About Rosacea

Rosacea is a non-contagious skin inflammation that primarily affects the facial area. Surface capillaries dilate; creating a red flush that may be accompanied by small pustules and lumps. The most severe cases of Rosacea can create an enlarged nose, referred to as Rhinophyma. Rosacea is most predominant in skins with Celtic heritage, is three times more common in women and can develop between the ages of 30 and 60.

Whilst there are no official causes of Rosacea, a combination of hereditary and environmental factors can trigger and aggravate its symptoms. Also, there are three possibilities that contribute to the formation of Rosacea. They include:

Cathelicidins (increased peptide and enzyme activity on the skin’s surface layer)

Intestinal Bacteria (elevated hydrogen and methane)

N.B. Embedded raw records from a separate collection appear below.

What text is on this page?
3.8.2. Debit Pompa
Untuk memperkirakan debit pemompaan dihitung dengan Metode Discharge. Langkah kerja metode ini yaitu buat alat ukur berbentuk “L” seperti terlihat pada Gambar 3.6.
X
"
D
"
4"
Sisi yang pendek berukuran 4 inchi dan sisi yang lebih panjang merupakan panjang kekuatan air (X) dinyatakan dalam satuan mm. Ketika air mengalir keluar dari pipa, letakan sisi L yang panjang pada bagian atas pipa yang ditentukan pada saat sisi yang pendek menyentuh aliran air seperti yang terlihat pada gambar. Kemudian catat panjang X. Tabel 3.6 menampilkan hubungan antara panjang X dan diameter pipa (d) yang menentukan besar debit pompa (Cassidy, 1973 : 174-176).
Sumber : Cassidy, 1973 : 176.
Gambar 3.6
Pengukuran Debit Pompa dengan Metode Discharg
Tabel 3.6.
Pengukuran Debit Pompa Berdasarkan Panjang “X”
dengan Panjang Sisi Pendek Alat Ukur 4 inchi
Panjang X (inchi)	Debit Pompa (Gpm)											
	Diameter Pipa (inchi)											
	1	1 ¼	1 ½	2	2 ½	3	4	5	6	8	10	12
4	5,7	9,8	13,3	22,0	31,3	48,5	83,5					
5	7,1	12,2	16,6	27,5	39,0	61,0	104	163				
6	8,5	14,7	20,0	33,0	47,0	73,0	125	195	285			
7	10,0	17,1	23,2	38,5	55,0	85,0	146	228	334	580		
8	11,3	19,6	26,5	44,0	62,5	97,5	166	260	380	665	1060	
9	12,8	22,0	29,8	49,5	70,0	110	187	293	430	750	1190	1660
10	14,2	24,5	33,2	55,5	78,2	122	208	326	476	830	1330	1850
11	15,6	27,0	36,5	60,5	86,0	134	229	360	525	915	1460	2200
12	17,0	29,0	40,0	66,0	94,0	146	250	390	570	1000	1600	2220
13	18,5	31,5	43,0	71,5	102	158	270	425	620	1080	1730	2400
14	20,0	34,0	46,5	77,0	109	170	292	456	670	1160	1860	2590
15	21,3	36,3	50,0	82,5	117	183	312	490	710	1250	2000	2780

Dermodex Mites on the skin (reaction to faeces)

Whilst rosacea cannot be cured, triggers that can exacerbate symptoms include:

  • Heat
  • Temperature changes
  • Strenuous Exercise
  • Sunlight
  • Sunburn
  • Stress
  • Anxiety
  • Anger
  • Spicy Foods
  • Cold
  • Alcohol
  • Caffeine
  • Histamines (wine, cheese, yoghurt, beer)
  • Over-application of aggressive skin care products


  • Erythematotelangiectatic Rosacea – This condition causes flushing, redness and sensitivity. It produces a permanently red face that can become increasingly red quickly. The blood vessels below the surface of the skin can become dilated, causing broken capillaries otherwise known as spider veins. The skin often becomes very sensitive and sufferers may experience an itching or burning sensation.
  • Papulopustular Rosacea – permanent redness, red papules and pustules. The appearance of papulopustular is often mistaken for acne as it possesses characteristic similarities.
  • Phymatous Rosacea – Rhinophyma (most common in men), skin thickening of chin / cheeks / forehead / nose. This subtype is not as common, however when it does occur, the person will most likely show symptoms of another subtype of Rosacea first. The symptoms include bumpy skin texture, enlarged pores, oily skin and visibly broken blood vessels.
  • Ocular Rosacea – This causes an inflammation of the eyes and is commonly accompanied with the skin symptoms of Rosacea. It produces a watery or bloodshot appearance and can feel gritty, as though there is sand in the eyes. Furthermore the eyes may feel dry, itchy, and sensitive to light. It can also sting/burn. Some people experience blurry vision or a cyst on the eyelid.